A security engineer occasionally analyzes the logs by using Amazon Athena to query the VPC flow logs. The query performance is degrading over time as the number of ingested logs is growing. A solutions architect must improve the performance of the log analysis and reduce the storage space that the VPC flow logs use.
Which solution will meet these requirements with the LARGEST performance improvement?
Answer options
- A. Create an AWS Lambda function to decompress the gzip files and to compress the files with bzip2 compression. Subscribe the Lambda function to an s3:ObjectCreated:Put S3 event notification for the S3 bucket.
- B. Enable S3 Transfer Acceleration for the S3 bucket. Create an S3 Lifecycle configuration to move files to the S3 Intelligent-Tiering storage class as soon as the files are uploaded.
- C. Update the VPC flow log configuration to store the files in Apache Parquet format. Specify hourly partitions for the log files.

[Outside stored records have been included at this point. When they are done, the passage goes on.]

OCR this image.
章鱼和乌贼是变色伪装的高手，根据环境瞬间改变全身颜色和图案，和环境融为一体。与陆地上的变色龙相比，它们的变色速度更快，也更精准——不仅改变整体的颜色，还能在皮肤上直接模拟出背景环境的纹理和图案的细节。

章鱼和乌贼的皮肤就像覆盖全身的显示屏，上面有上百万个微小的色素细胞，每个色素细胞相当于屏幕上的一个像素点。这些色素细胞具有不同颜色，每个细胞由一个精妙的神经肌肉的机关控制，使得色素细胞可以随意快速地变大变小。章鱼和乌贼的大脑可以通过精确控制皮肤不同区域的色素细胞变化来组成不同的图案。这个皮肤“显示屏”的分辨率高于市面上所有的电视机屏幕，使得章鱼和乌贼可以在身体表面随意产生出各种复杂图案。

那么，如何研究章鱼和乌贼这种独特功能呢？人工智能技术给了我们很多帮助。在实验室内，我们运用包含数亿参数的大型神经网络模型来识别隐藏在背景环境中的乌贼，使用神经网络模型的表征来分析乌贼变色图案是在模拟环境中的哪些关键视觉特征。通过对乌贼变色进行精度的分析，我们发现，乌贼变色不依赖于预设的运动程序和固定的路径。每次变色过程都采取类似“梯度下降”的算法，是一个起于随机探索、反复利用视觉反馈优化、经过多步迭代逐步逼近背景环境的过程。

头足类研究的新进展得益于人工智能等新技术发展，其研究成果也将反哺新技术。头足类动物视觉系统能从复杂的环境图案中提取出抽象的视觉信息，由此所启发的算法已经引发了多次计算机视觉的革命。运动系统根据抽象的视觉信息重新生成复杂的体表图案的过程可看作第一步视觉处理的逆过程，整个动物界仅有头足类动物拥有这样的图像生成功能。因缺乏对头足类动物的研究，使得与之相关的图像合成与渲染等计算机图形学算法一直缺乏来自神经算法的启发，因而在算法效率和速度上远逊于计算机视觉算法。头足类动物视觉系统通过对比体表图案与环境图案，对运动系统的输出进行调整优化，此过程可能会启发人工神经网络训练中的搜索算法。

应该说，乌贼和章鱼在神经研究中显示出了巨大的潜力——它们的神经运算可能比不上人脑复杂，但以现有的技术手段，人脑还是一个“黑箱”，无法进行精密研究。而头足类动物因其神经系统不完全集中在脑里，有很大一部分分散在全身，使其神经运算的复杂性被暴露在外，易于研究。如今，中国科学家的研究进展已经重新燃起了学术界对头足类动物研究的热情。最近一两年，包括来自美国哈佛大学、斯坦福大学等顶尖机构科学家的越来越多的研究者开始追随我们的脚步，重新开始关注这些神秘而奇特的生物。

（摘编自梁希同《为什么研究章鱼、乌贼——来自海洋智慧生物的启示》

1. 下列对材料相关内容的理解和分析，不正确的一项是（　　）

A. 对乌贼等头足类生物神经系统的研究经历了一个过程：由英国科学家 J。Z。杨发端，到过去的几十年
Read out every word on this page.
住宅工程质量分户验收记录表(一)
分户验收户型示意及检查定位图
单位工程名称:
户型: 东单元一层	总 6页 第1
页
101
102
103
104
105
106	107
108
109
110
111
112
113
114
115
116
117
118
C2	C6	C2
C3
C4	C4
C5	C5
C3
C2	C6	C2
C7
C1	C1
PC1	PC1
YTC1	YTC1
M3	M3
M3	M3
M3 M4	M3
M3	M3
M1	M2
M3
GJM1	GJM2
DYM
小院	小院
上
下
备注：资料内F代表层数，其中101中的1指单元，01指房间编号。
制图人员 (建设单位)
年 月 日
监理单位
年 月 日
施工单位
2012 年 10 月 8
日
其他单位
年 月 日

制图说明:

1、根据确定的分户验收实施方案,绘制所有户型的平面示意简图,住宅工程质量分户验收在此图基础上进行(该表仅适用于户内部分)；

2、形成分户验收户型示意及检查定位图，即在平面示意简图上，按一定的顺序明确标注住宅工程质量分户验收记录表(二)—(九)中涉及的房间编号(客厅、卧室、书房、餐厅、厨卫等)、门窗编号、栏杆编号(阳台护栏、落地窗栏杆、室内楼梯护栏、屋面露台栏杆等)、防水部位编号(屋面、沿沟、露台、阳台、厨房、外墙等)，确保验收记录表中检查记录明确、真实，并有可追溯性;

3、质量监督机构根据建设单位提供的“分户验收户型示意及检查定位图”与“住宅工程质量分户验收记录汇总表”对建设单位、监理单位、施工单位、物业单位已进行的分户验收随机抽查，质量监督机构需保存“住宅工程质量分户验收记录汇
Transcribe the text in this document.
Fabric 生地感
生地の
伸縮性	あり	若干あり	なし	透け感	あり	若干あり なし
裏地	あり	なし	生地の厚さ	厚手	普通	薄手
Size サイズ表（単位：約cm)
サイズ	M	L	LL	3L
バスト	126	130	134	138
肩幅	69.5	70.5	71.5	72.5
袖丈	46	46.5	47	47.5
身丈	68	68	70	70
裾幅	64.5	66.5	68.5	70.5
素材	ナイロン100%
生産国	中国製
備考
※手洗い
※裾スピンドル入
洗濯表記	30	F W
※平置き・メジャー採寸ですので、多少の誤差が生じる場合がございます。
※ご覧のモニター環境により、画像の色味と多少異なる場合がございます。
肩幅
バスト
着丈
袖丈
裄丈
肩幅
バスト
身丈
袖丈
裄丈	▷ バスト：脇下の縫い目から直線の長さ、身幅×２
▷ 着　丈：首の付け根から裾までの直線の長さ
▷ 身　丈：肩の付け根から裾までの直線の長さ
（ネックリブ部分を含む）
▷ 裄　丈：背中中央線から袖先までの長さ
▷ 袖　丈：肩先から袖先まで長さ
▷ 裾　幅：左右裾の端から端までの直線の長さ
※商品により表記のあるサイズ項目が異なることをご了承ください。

- D. Create a new Athena workgroup without data usage control limits. Use Athena engine version 2.
Correct answer: C
Explanation
Configuring VPC flow logs to output directly in Apache Parquet format dramatically improves Amazon Athena query performance because Parquet is a columnar storage format that reduces both S3 storage footprints and the volume of data scanned during queries. Additionally, implementing hourly partitioning allows Athena to scan only the relevant subsets of data, yielding the highest performance gains. Other methods, such as utilizing bzip2 compression or altering S3 storage classes, do not optimize the query execution path as effectively as columnar formatting and partitioning.